Arlene Foster, dirigeante du Parti unioniste démocrate (DUP), lors de la campagne électorale de 2017.

« La majorité des Britanniques seraient prêts à abandonner l’Irlande du Nord pour obtenir un Brexit fonctionnel »

Le Vif

L’accord sur le Brexit négocié mi-octobre par le Premier ministre britannique, Boris Johnson, a ébranlé le DUP, parti nord-irlandais dirigé par Arlène Foster. L’occasion de revenir sur les relations entre les unionistes et le parti conservateur britannique au cours de l’histoire.

« Une trahison ». La dirigeante du DUP, Arlène Foster, ne mâche pas ses mots lors d’une interview accordée à la BBC le 9 décembre. Elle accuse le Premier ministre britannique, Boris Johnson, de lui avoir menti sur les conséquences de l’accord du Brexit négocié mi-octobre. Elle explique avoir obtenu la confirmation que des contrôles de biens entre la Grande-Bretagne et l’Irlande du Nord auront bien lieu. « L’accord prévoit une frontière économique en mer d’Irlande. La province britannique deviendrait donc plus proche de l’Union européenne que du Royaume-Uni », décrypte Keith Gerard Breen, professeur à Queen’s University.

Les unionistes se sont toujours opposés à un traitement différencié de l’Irlande du Nord au sein du Royaume-Uni. Et jusque-là, ils jouissaient d’un moyen de pression. En effet, depuis les élections législatives anticipées en 2017, le DUP semble un acteur clé dans les négociations liées au Brexit. Avec ses dix députés, la formation protestante sert de béquille au parti conservateur dépourvu de majorité. Mais rapidement, l’allié du gouvernement devient encombrant pour les Tories « Lorsque l’ancienne Première ministre, Theresa May, était au pouvoir, ils utilisaient leur droit de véto dès qu’une décision ne leur convenait pas », rappelle le spécialiste nord-irlandais.

Quand Boris Johnson arrive au pouvoir en juillet dernier, les unionistes espèrent de meilleures relations avec le parti conservateur. Si Bojo promet de ne pas toucher aux lignes rouges évoquées par Arlène Foster, il ne tient pas sa parole. Le Premier ministre britannique trahit le DUP et accepte un accord qui selon sa cheffe « met en péril l’intégrité de l’Union ». Dans la foulée, le petit parti conservateur essuie un deuxième revers. Le 22 octobre, le parlement britannique légalise le mariage pour tous ainsi que le droit à l’avortement. Pour la formation protestante et conservatrice, l’humiliation est totale. Aujourd’hui, le DUP se trouve dans une mauvaise passe. Il pourrait perdre son influence à Westminster si le parti conservateur obtient une majorité suffisamment importante aux élections législatives prévues le 12 décembre.

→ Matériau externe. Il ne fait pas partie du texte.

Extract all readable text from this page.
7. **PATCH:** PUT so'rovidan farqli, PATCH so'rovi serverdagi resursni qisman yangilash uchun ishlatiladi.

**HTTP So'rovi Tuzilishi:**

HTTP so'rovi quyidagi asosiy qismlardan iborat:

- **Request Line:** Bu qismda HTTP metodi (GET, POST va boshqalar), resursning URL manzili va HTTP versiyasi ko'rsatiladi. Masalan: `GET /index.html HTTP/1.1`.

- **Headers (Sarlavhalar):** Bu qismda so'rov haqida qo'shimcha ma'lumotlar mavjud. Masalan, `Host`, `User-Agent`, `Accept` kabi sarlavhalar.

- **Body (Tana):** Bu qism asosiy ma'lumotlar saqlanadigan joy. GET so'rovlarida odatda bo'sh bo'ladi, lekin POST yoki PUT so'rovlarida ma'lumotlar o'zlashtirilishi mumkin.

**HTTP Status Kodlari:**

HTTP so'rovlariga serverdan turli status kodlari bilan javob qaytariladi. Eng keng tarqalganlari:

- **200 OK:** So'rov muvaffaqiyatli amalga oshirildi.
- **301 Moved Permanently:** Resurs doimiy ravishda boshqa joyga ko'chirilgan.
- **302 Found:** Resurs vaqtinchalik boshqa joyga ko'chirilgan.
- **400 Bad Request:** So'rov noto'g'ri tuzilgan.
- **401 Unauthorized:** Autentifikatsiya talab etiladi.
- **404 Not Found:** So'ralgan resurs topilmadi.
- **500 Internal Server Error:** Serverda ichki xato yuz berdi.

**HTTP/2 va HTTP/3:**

« La liaison entre le DUP et le parti conservateur ne se base pas sur l’amour. C’est une relation fondée sur le pouvoir », explique Keith Gerard Breen avant de reprendre: « Les unionistes ont toujours eu peur d’être trahis par Westminster. » Pour Stuart Hughes, membre de l’UUP – une autre formation unioniste – la partition de 1921 signe la première trahison. A l’époque, Edward Carson, figure politique importante, accuse déjà les conservateurs d’utiliser les unionistes pour garder le pouvoir, les rejetant lorsqu’il est devenu politiquement opportun de le faire. « On a toujours été abandonné. Beaucoup de conservateurs se disent unionistes, mais une fois qu’ils sont au pouvoir, ils ne font rien en notre faveur », explique Stuart Hughes.

Mais pourquoi les unionistes restent-ils si attachés au Royaume-Uni? « La grande majorité des membres du DUP et de l’UUP (près de 80% dans les deux partis) considèrent leur identité nationale comme britannique », répond Jim McAuley, professeur à l’université de Huddersfield. Selon le spécialiste, de nombreux unionistes considèrent l’accord de Brexit proposé comme portant atteinte à leur identité même, d’où les remous dans les communautés loyalistes. Or l’amour des unionistes nord-irlandais pour la couronne britannique semble à sens unique.

Un sondage publié le 12 novembre montre le peu d’intérêt des Britanniques pour l’Irlande du Nord. « La majorité des Britanniques seraient prêts à abandonner l’Irlande du Nord afin d’obtenir un Brexit fonctionnel », explique Élodie Fabre, professeur à la Queens University. En effet, l’Irlande du Nord ne représente qu’une petite partie du Royaume-Uni soit 1,8 million d’habitants, « un grain de sable dans la machine pour ceux qui sont en faveur du Brexit. », conclut la professeure.